Media house Where’s Everybody is forming part of a consortium that was awarded a €2.6 million contract from the Malta Tourism Authority, l-orizzont reported today

As the company that produces some of the Public Broadcasting Authority’s flagship news and entertainment programmes, this is also the second revelation in the past week of the media house’s growth in public relations. WE is the main communications partner for the White Rocks consortium, which will be transferred land at Pembroke for the construction of a sports village.

WE partnered with EMCS Ltd, a consultancy firm run by Stefano Mallia, who was entrusted with parts of the PN’s European Parliament election campaign in 2009; and the Malta University Consultants and the Malta Institute of Management. The contract is for the ‘developing leaders for change and innovation in tourism’ project, which will offer high-level training in the tourism sector.

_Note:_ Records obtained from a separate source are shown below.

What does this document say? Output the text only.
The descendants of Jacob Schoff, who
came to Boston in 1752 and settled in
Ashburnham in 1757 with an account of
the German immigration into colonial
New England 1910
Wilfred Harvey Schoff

Prime Minister Lawrence Gonzi, whose portfolio includes both tourism and the editorial content of public broadcasting, said the consortium had been chosen using the MEAT system (most economically advantageous tender). The other tenderers, Logos and Misco, were eliminated in the second phase without the price of their offers being made public. EMCS tendered with a €2.59 million offer.

The presenters of Xarabank and Bondiplus, arguably the most popular of the Public Broadcasting Services programmes, continue spreading their wings in the arena of public relations. Peppi Azzopardi and Lou Bondì will also manage communications for the White Rocks consortium, whose sporting village has elicited questions about the value of the land being transferred to the real estate group.

Media expert and blogger Carmen Sammut has commented that the firewall between editorial content and the interests of commercial supporters has been “destroyed… While some media exponents claim that their survival depends on their ability to win PR contracts, I do not feel this is a good enough excuse.” Sammut says that Where’s Everybody producing a fair and balanced programme on the ramifications of government’s public land deal with the consortium they are representing, will be difficult. “They will also be in a quandary even if they decide not to touch the controversy that is building up.”

On his part, WE director and Bondiplus presenter Lou Bondì has told the Times that Where’s Everybody would run a story if an advertiser “was in the news”.

But it's the comments by PBS’s acting CEO Natalino Fenech – who is also head of news at the station – that raises eyebrows as to how the station will treat the media house's handling of both 'the news and the clients'. Indeed Fenech said that as long as Bondì or Azzopardi declare their perceived or actual conflict of interest, “then we would take it from there.”

The derelict White Rocks complex will be revived into a full-blown sports and leisure village, financed entirely by a UK consortium for €200 million at zero cost to the government for the construction, operation and maintenance of the facilities. It is being fully financed by White Rocks Holding Company Ltd and its financial partner Resolution Property plc, a major UK real estate fund.

The project is expected to cater for some 40 sporting disciplines, a rugby stadium and also 300 residential units – a point that is eliciting interest in the type of return the consortium will get for a piece of land believed to be worth €500 million, according to Times columnist Lino Spiteri.

In exchange for the construction, operation and maintenance to international standards of the sports village, the government will be giving the investor 221,000 square metres of coastal area.